How Polarizers Work

What is polarized light?

To understand how polarizers work, we must first understand what light polarization is. When a light beam moves through space, it is made up of electric and magnetic fields that point in a plane perpendicular to the direction the light is traveling, and that oscillate in their magnitude and direction. The exact axis of the electric field within the plane perpendicular to motion is in general random. And in the case of lots of randomly generated light going in the same direction, the axis of the electric field will almost certainly not be consistent. This is called unpolarized light. Sometimes, however, the electric field axis is consistent. When this happens, the light is said to be polarized along a certain direction—namely, the direction of the oscillating electric field.
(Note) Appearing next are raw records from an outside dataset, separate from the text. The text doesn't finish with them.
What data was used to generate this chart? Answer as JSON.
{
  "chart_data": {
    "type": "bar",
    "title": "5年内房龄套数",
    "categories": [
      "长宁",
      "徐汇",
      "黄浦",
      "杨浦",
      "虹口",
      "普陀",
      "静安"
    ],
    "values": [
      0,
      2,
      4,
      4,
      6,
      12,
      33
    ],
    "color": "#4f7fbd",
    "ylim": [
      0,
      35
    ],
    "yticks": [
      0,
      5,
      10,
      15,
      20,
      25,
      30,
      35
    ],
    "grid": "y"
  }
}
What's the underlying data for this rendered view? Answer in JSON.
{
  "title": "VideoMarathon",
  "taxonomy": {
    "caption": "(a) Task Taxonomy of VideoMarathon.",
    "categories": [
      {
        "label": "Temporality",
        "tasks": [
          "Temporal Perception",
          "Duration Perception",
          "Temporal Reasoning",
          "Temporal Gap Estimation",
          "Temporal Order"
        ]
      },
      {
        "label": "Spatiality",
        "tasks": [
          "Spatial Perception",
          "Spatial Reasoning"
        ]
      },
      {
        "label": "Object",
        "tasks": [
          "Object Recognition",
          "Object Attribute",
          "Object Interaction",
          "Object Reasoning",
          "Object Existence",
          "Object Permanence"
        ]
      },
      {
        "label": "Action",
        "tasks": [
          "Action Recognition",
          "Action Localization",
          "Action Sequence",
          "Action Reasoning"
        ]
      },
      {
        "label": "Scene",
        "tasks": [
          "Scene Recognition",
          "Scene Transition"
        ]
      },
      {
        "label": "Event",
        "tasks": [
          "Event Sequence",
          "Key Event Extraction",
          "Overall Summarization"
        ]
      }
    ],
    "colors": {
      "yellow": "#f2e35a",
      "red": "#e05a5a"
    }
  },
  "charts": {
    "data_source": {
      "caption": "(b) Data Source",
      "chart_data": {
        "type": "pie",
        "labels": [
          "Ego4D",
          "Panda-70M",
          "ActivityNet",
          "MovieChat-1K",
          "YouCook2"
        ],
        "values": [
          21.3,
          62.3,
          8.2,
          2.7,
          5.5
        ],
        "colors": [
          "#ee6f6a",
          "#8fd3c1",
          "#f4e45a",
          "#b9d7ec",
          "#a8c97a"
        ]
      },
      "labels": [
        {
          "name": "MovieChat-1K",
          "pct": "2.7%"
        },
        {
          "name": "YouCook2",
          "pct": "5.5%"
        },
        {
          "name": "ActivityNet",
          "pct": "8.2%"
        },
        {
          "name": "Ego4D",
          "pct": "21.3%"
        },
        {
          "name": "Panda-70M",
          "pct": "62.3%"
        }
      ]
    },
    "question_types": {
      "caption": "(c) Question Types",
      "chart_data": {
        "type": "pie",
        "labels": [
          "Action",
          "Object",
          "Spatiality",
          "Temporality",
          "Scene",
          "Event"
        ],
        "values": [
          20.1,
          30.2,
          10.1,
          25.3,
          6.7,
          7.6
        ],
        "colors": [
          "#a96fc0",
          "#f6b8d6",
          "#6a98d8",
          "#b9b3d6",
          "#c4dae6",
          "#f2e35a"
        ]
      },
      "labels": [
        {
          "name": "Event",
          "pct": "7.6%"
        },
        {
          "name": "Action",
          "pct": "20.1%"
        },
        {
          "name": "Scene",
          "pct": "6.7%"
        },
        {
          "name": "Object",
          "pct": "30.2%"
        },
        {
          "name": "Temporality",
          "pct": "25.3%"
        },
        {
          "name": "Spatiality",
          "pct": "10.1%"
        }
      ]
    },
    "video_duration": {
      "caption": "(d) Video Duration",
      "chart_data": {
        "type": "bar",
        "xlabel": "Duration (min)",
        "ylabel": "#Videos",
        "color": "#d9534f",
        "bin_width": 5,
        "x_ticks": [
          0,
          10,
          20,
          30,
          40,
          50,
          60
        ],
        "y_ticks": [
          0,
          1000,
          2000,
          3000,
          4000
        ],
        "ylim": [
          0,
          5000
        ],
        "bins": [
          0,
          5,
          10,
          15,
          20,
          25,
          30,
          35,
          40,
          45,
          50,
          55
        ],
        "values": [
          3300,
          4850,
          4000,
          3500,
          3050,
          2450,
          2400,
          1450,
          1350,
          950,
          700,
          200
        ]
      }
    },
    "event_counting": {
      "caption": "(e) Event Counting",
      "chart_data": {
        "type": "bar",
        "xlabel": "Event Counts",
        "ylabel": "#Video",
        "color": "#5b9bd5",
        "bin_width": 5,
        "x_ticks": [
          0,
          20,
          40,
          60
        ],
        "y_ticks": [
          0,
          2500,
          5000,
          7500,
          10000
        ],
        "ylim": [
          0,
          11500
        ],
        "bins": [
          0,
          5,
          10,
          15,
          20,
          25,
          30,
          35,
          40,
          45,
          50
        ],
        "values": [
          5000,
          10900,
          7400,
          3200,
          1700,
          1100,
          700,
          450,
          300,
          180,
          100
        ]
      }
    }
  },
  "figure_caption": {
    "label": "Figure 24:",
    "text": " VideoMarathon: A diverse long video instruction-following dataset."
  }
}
One can control the polarization of light by using a polarizer. There are a variety of polarizers, and just as many ways that they work. The simplest type is an absorptive polarizer, which does exactly what you’d expect it to: these polarizers transmit light polarized along one axis, and absorb light polarized perpendicular to that axis. The net effect is to remove (absorb) between some and all the light incident on this object that is polarized in any direction other than the polarization axis– the amount that is absorbed is a function of the angle between the light polarization and the polarization axis of the polarizer. This means that only the light polarized along the polarizer’s axis will pass through, and the light that passes through is now polarized even if the initial beam was not.